The controversial changes have been proposed by the Los Altos School District, which serves about 1,200 Mountain View students who mostly live near the city’s northern border. Three of the four scenarios presented by the district would force students currently attending their neighborhood elementary schools, Santa Rita and Almond, to attend Covington or Bullis, both of which are about three miles away.

Tuesday’s council action endorses sending a letter to the school district expressing support for the residents who might be affected by the boundary change, and encouraging district officials to keep students in schools close to their home.

Council member Margaret Abe-Koba, who brought the item to the table, said 30 percent of the district’s students are Mountain View residents, and the council should weigh in as a matter of representation.

All agreed that boundary changes should support “walkability” — making it possible for students to walk or ride their bikes to school — but members hesitated to get into specifics and wanted to keep the letter generally supportive of local residents.

“I can see resentment with a different elected body telling another elected body what to do in their jurisdiction,” council member Nick Galiotto said. “I really believe it’s in the hands of that school board.”

Audience members pointed out that two of the five LASD board members — Bill Cooper and Margot Harrigan — are Mountain View residents, providing some Mountain View representation on the school board.

The letter will be drafted and sent by Mayor Laura Macias, and the council agreed it should also encourage the full participation of Mountain View residents in the discussion process.
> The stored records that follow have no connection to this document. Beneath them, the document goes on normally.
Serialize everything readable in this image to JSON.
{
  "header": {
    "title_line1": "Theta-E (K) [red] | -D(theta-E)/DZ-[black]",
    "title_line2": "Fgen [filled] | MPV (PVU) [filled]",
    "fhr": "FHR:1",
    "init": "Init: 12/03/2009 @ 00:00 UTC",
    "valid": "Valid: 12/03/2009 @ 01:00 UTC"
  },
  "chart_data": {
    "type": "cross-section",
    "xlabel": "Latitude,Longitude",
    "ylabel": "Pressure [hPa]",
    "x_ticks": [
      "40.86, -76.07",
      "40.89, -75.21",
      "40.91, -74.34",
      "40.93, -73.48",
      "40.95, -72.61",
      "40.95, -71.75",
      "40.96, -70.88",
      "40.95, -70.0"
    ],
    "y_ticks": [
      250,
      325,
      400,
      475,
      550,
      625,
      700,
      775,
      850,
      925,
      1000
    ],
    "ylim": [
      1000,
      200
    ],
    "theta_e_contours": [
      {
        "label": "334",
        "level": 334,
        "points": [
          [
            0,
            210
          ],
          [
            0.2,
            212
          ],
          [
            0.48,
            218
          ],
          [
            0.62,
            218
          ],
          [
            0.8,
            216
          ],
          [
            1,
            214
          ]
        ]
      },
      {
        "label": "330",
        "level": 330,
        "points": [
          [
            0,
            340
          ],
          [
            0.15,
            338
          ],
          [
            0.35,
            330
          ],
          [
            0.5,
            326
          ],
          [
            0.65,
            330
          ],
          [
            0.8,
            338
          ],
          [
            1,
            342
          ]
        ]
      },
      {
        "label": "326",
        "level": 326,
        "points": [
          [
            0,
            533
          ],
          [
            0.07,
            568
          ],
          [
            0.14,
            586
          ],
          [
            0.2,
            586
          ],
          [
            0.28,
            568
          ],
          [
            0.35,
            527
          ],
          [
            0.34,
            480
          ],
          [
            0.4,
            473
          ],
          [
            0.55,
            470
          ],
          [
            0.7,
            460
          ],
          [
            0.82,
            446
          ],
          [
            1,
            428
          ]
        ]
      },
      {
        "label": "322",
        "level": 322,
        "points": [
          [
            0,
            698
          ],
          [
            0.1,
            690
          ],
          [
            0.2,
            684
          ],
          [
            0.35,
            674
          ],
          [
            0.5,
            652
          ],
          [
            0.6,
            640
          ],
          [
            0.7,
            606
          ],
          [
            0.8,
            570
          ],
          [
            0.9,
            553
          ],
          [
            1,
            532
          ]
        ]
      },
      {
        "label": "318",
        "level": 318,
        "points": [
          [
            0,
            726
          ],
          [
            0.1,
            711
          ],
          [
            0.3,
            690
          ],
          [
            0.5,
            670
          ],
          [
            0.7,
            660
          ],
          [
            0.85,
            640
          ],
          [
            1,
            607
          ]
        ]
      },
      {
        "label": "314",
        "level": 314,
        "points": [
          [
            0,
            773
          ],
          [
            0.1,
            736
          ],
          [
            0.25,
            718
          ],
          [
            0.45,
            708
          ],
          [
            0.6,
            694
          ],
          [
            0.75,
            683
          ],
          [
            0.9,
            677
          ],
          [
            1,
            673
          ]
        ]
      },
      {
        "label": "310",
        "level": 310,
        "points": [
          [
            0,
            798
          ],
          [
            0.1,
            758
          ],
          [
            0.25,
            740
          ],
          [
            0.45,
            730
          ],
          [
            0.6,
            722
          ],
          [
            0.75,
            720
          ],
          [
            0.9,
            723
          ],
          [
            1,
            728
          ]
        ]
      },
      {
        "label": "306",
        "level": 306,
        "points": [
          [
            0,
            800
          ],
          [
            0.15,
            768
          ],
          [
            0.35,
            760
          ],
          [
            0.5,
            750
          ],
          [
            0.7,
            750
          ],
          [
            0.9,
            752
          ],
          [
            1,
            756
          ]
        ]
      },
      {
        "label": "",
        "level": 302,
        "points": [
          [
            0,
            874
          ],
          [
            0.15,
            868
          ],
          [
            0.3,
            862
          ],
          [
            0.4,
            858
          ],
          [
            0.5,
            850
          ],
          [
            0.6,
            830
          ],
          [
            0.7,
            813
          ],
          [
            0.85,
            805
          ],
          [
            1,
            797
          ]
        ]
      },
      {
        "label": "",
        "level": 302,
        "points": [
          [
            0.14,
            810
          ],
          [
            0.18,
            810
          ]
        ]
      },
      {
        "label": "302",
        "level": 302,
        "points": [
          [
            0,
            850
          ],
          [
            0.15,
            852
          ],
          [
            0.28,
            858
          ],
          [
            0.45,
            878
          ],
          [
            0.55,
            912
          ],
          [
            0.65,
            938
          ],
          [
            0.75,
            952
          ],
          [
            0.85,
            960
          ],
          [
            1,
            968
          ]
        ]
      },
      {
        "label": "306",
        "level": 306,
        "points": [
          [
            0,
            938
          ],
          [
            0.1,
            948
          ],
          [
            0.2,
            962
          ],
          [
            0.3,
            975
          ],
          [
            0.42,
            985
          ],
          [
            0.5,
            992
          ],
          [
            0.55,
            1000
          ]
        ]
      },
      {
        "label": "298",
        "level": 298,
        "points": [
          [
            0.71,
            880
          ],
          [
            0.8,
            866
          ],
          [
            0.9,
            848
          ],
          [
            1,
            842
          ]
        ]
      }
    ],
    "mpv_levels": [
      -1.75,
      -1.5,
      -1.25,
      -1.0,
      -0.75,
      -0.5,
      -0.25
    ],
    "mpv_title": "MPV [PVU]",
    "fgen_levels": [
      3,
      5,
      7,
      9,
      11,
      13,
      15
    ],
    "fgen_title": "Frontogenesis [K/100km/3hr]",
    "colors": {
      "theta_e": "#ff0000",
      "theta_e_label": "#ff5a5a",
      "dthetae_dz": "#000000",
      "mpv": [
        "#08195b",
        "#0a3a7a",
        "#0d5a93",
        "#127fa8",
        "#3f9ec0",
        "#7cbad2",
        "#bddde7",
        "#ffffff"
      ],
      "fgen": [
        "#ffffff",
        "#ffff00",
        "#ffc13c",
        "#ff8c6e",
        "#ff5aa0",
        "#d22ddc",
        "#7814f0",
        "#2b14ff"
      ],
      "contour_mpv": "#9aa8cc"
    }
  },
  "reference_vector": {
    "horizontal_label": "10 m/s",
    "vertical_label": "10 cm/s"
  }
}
Many residents who live north of El Camino Real — a major dividing line in the district between Los Altos and Mountain View — feel the northern portion is being unfairly targeted in the redistricting. Under current proposals, more students from those neighborhoods would have to change schools. Bullis and Covington are both south of El Camino Real.

The crux of the problem for the district is that a majority of students live in the northern section of the district, which continues to grow, while most of the schools lie in the south. Overcrowding at Santa Rita and Almond, the schools that most Mountain View students attend, has resulted in the need to shift boundary lines.

Amanda Aaronson, a Mountain View resident of the Crossings neighborhood, told council members that three of the four proposals for boundary changes unfairly target Mountain View residents.

“It’s an attempt not to disrupt Los Altos proper,” Aaronson said.

Aaronson is part of a group of parents called the North of El Camino Neighborhood Coalition who are working to make sure children in their neighborhoods — including the Crossings, Del Medio, Monroe and Showers Drive neighborhoods — attend nearby schools.

The coalition says it has collected 1,147 signatures, all of them parents living in the district, in a petition asking the district to guarantee students can attend their first or second closest school.

The coalition objects to what it sees as the district placing the burden of boundary changes on the northern neighborhoods alone.

“We are asking for something fair and equitable across the district and not just targeting one group,” coalition member Shakeel Khader said.

Khader said the petition contained a majority of signatures from parents living in the northern part of the district but also included signatures from those living in the south.

The coalition also presented the district with two scenarios it drafted itself, one of which includes converting the Egan Camp School Site, in the northern part of the district and currently housing the Bullis charter school, into a sixth grade campus for students from Santa Rita and Almond.

The board said it will review the coalition’s maps and discuss its findings at its next meeting, scheduled for Monday, May 21. The board has said it will make a decision on the boundary change sometime in June.

The North of El Camino Real coalition is also said the district is moving too fast on the matter, and should delay a decision to provide more time for study.

“We want to collaborate with the district,” Khader said. “Such an important decision that displaces kids should not be done in haste.”